Iran's can provide Pakistan Gas "Within Months"
Iranian President Hassan Rouhani said on Saturday that Iran had completed work on its side of a much-delayed pipeline pumping natural gas to Pakistan and would be in a position to provide gas to its energy-starved neighbour in a few months.
Rouhani spoke at a news conference while in Pakistan for two days of talks focused on increasing Pakistan's electricity imports from Iran, boosting trade relations and reviving plans for a pipeline between the two countries.
"Iran has constructed this gas pipeline up to the border of Pakistan and we are ready to deliver the gas to Pakistan at our borders. We have almost completed our share," Rouhani said. "It is now up to Pakistan to initiate work on its side."
Dubbed the "peace pipeline", the $7 billion gas project has faced repeated delays since it was conceived in the 1990s to connect Iran's giant South Pars gas field to India via Pakistan.
India quit the project in 2009, citing costs and security issues, a year after it signed a nuclear deal with Washington.
The United States had opposed Pakistani and Indian involvement, saying the project could violate sanctions imposed on Iran over its nuclear activities.
Most of the sanctions were lifted in January in return for Iran complying with a deal to curb its nuclear ambitions.
BOOSTING TRADE
At Saturday's news conference, the Iranian president said Iran was also interested in connectivity between Pakistan's southern port of Gawadar and the Chabahar port in southeast Iran through roads and shipping lines.

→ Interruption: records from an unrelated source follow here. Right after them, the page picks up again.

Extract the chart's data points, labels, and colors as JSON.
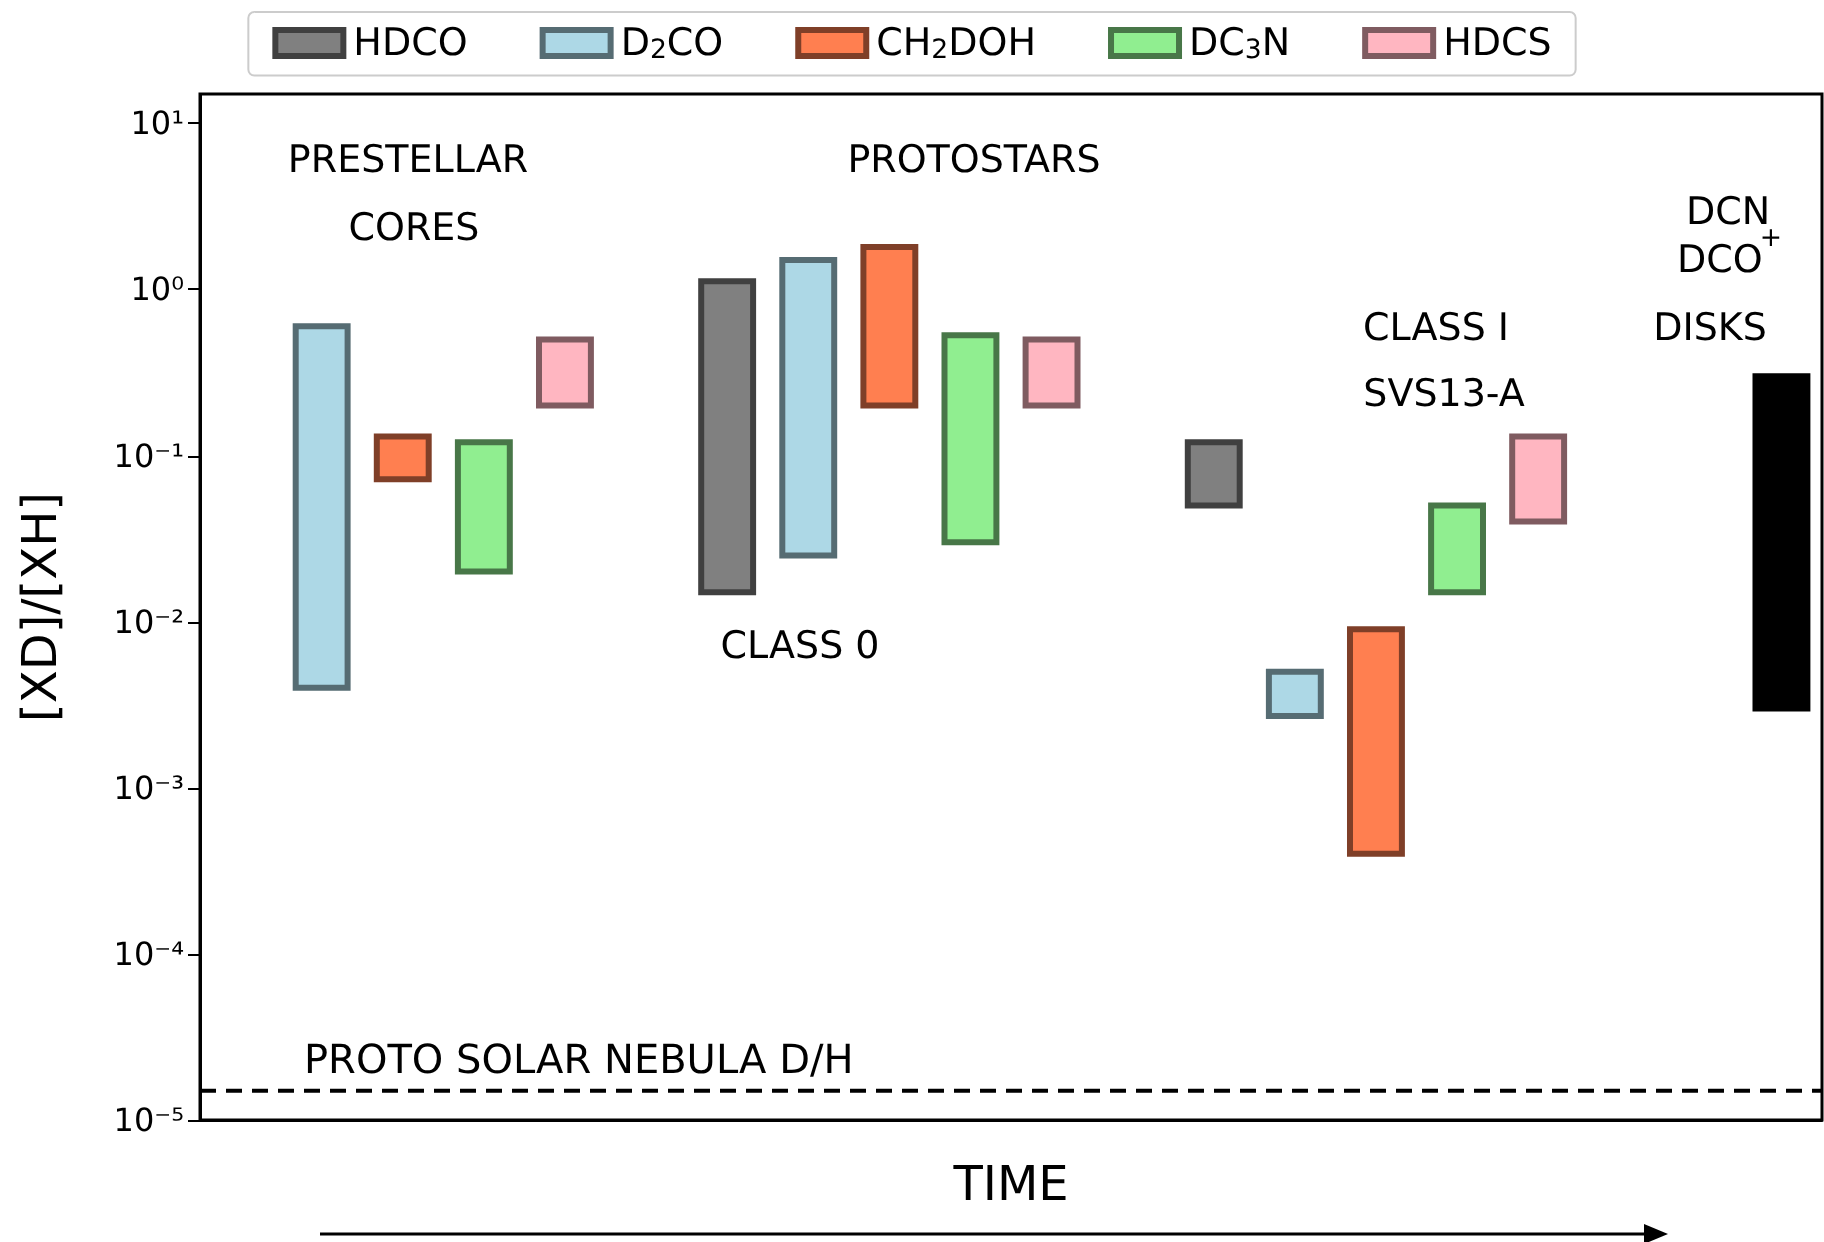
{
  "chart_data": {
    "type": "bar",
    "xlabel": "TIME",
    "ylabel": "[XD]/[XH]",
    "categories": [
      null,
      null,
      null,
      null,
      null,
      null,
      null,
      null,
      null,
      null,
      null,
      null,
      null,
      null,
      null,
      null,
      null,
      null,
      null,
      null
    ],
    "ylim": [
      1e-05,
      15
    ],
    "log": "y",
    "tick_labels": "y",
    "grid": false,
    "legend": "top",
    "yticks": [
      {
        "value": 1e-05,
        "label": "10⁻⁵"
      },
      {
        "value": 0.0001,
        "label": "10⁻⁴"
      },
      {
        "value": 0.001,
        "label": "10⁻³"
      },
      {
        "value": 0.01,
        "label": "10⁻²"
      },
      {
        "value": 0.1,
        "label": "10⁻¹"
      },
      {
        "value": 1,
        "label": "10⁰"
      },
      {
        "value": 10,
        "label": "10¹"
      }
    ],
    "series": [
      {
        "name": "HDCO",
        "color": "#808080",
        "base": [
          null,
          null,
          null,
          null,
          null,
          null,
          0.015,
          null,
          null,
          null,
          null,
          null,
          0.05,
          null,
          null,
          null,
          null,
          null,
          null,
          null
        ],
        "values": [
          null,
          null,
          null,
          null,
          null,
          null,
          1.105,
          null,
          null,
          null,
          null,
          null,
          0.07,
          null,
          null,
          null,
          null,
          null,
          null,
          null
        ]
      },
      {
        "name": "D$_{2}$CO",
        "color": "#add8e6",
        "base": [
          null,
          0.004,
          null,
          null,
          null,
          null,
          null,
          0.025,
          null,
          null,
          null,
          null,
          null,
          0.0027,
          null,
          null,
          null,
          null,
          null,
          null
        ],
        "values": [
          null,
          0.596,
          null,
          null,
          null,
          null,
          null,
          1.475,
          null,
          null,
          null,
          null,
          null,
          0.0023,
          null,
          null,
          null,
          null,
          null,
          null
        ]
      },
      {
        "name": "CH$_{2}$DOH",
        "color": "#ff7f50",
        "base": [
          null,
          null,
          0.072,
          null,
          null,
          null,
          null,
          null,
          0.2,
          null,
          null,
          null,
          null,
          null,
          0.0004,
          null,
          null,
          null,
          null,
          null
        ],
        "values": [
          null,
          null,
          0.058,
          null,
          null,
          null,
          null,
          null,
          1.6,
          null,
          null,
          null,
          null,
          null,
          0.0086,
          null,
          null,
          null,
          null,
          null
        ]
      },
      {
        "name": "DC$_{3}$N",
        "color": "#90ee90",
        "base": [
          null,
          null,
          null,
          0.02,
          null,
          null,
          null,
          null,
          null,
          0.03,
          null,
          null,
          null,
          null,
          null,
          0.015,
          null,
          null,
          null,
          null
        ],
        "values": [
          null,
          null,
          null,
          0.1,
          null,
          null,
          null,
          null,
          null,
          0.5,
          null,
          null,
          null,
          null,
          null,
          0.035,
          null,
          null,
          null,
          null
        ]
      },
      {
        "name": "HDCS",
        "color": "#ffb6c1",
        "base": [
          null,
          null,
          null,
          null,
          0.2,
          null,
          null,
          null,
          null,
          null,
          0.2,
          null,
          null,
          null,
          null,
          null,
          0.04,
          null,
          null,
          null
        ],
        "values": [
          null,
          null,
          null,
          null,
          0.3,
          null,
          null,
          null,
          null,
          null,
          0.3,
          null,
          null,
          null,
          null,
          null,
          0.09,
          null,
          null,
          null
        ]
      },
      {
        "color": "#000000",
        "base": [
          null,
          null,
          null,
          null,
          null,
          null,
          null,
          null,
          null,
          null,
          null,
          null,
          null,
          null,
          null,
          null,
          null,
          null,
          null,
          0.003
        ],
        "values": [
          null,
          null,
          null,
          null,
          null,
          null,
          null,
          null,
          null,
          null,
          null,
          null,
          null,
          null,
          null,
          null,
          null,
          null,
          null,
          0.297
        ]
      }
    ],
    "ref_lines": [
      {
        "axis": "y",
        "value": 1.5e-05,
        "label": "PROTO SOLAR NEBULA D/H",
        "color": "#000000",
        "line_style": "dashed"
      }
    ],
    "annotations": [
      "PRESTELLAR CORES",
      "PROTOSTARS",
      "CLASS 0",
      "CLASS I",
      "SVS13-A",
      "DISKS",
      "DCN",
      "DCO$^{+}$"
    ]
  }
}
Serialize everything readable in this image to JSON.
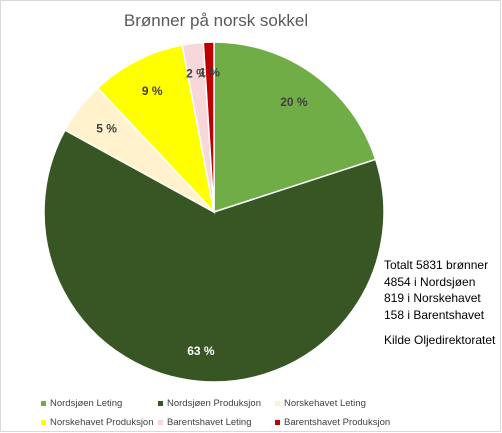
{
  "chart_data": {
    "type": "pie",
    "title": "Brønner på norsk sokkel",
    "slices": [
      {
        "name": "Nordsjøen Leting",
        "value": 20,
        "label": "20 %",
        "color": "#70ad47"
      },
      {
        "name": "Nordsjøen Produksjon",
        "value": 63,
        "label": "63 %",
        "color": "#375623"
      },
      {
        "name": "Norskehavet Leting",
        "value": 5,
        "label": "5 %",
        "color": "#fff2cc"
      },
      {
        "name": "Norskehavet Produksjon",
        "value": 9,
        "label": "9 %",
        "color": "#ffff00"
      },
      {
        "name": "Barentshavet Leting",
        "value": 2,
        "label": "2 %",
        "color": "#f8d7da"
      },
      {
        "name": "Barentshavet Produksjon",
        "value": 1,
        "label": "1 %",
        "color": "#c00000"
      }
    ],
    "legend_position": "bottom"
  },
  "annotation": {
    "lines": [
      "Totalt 5831 brønner",
      "4854 i Nordsjøen",
      "819 i Norskehavet",
      "158 i Barentshavet"
    ],
    "source": "Kilde Oljedirektoratet"
  }
}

He said Iran was already selling 1,000 MW of electricity to Pakistan and would increase this up to 3,000 MW.
Speaking at a business conference with Rouhani earlier in the day, Pakistani Prime Minister Nawaz Sharif said Pakistan and Iran had signed an agreement to increase annual trade volumes between the two countries to $5 billion by 2021.
On Friday, the Pakistani premier said Pakistan would open two new crossing points on its border with Iran, helping to encourage trade hampered by years of Western sanctions against Tehran.
Trade between Pakistan and Iran fell to $432 million in 2010-11 from $1.32 billion in 2008-09, according to the Trade Development Authority of Pakistan.
Energy-starved Pakistan suffers about 12 hours of power cuts per day and is keen to import Iranian oil, gas, iron and steel.
Iran is interested in Pakistani textiles, surgical goods, sports goods and agricultural products.
Pakistan also plans to set up industrial sites in the impoverished border area, especially for petrochemicals storage, and link the infrastructure to a $46 billion project with China dubbed the China-Pakistan Economic Corridor.